Candida auris is a multidrug-resistant fungus against which in some clinical situations amphotericin B (AMB) remains the alternative or first line drug. We compared daily 1 mg/kg of AMB efficacy in a neutropenic murine bloodstream infection model against 10 isolates representing four C. auris clades (South Asian n = 2; East Asian n = 2; South African n = 2; South American n = 4; two of which were of environmental origin). Five days of AMB treatment significantly increased the survival rates in mice infected with isolates of the East Asian clade, and 1 isolate each from the South African and South American clades (originated from bloodstream), but not in mice infected with the South Asian and 2 environmental isolates from the South American clades. AMB treatment decreased the fungal burden in mice infected with the 2 isolates each from East Asian and South African, and 1 out of 2 bloodstream isolates from South American clades in the hearts (p < 0.01), kidneys (p < 0.01) and brain (p < 0.05). AMB treatment, regardless of clades, significantly decreased colony forming units in the urine at day 3. However, histopathological examination in AMB-treated mice revealed large aggregates of yeast cells in the kidneys and hearts, and focal lesions in the cerebra and cerebelli, regardless of precise C. auris clade. Our clade-specific data confirm that the efficacy of AMB against C. auris is weak, explaining the therapeutic failures in clinical situations. Our results draw attention to the necessity to maximize the killing at the start of treatment to avoid later complications in the heart and central nervous system.

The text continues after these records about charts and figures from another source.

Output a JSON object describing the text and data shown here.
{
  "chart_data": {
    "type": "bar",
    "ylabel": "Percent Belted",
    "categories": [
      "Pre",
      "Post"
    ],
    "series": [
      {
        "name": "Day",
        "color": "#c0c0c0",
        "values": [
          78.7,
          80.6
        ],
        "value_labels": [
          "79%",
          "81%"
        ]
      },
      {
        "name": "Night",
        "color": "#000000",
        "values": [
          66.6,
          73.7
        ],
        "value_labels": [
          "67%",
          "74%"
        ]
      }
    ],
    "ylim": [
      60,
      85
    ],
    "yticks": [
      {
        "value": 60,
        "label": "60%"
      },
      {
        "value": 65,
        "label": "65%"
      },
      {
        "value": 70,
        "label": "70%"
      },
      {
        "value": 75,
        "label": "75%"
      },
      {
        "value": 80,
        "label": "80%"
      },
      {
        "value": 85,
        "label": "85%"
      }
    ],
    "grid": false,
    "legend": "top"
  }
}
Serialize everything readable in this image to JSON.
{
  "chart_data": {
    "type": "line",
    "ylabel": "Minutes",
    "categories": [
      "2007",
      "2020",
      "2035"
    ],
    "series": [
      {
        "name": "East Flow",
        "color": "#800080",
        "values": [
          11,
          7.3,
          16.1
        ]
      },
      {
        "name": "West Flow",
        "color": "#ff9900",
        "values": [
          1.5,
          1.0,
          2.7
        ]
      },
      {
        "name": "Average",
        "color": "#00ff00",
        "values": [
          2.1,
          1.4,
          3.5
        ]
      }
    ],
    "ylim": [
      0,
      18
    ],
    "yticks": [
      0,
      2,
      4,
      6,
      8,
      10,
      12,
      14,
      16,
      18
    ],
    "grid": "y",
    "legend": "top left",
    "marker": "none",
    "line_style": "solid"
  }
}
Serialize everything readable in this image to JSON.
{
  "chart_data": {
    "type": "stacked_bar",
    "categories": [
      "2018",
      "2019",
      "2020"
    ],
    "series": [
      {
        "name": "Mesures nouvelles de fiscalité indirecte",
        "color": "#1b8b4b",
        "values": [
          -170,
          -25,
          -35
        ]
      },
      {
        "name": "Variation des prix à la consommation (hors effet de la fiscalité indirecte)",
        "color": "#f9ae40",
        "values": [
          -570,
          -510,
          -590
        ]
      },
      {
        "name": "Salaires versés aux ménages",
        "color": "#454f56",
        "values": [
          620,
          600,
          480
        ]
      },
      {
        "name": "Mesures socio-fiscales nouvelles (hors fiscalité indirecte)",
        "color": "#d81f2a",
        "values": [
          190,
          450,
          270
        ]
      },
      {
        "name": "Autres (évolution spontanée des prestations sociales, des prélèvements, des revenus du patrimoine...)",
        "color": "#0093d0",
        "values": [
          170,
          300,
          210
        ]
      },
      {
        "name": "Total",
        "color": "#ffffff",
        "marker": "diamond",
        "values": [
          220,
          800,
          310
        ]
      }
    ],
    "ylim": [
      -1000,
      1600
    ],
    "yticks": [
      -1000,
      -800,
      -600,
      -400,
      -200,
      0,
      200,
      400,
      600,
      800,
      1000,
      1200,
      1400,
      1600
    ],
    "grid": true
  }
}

耳念珠菌是一种多重耐药真菌,在某些临床情况下,两性霉素B(AMB)仍是替代药物或一线药物。我们在中性粒细胞减少的小鼠血流感染模型中,比较了每日1mg/kg AMB对代表四个耳念珠菌分支的10株分离株的疗效(南亚n = 2;东亚n = 2;南非n = 2;南美n = 4;其中两株来源于环境)。AMB治疗5天显著提高了感染东亚分支分离株、南非分支和南美分支各1株(来源于血流)的小鼠的存活率,但未提高感染南亚分支分离株和南美分支2株环境分离株的小鼠的存活率。AMB治疗降低了感染东亚和南非各2株分离株以及南美分支2株血流分离株中的1株的小鼠心脏(p < 0.01)、肾脏(p < 0.01)和大脑(p < 0.05)中的真菌负荷。无论分支如何,AMB治疗在第3天显著降低了尿液中的菌落形成单位。然而,对接受AMB治疗的小鼠进行组织病理学检查发现,无论耳念珠菌的确切分支如何,肾脏和心脏中都有大量酵母细胞聚集,大脑和小脑有局灶性病变。我们的分支特异性数据证实,AMB对耳念珠菌的疗效较弱,这解释了临床治疗失败的原因。我们的结果提醒人们注意在治疗开始时最大化杀灭真菌的必要性,以避免心脏和中枢神经系统后期出现并发症。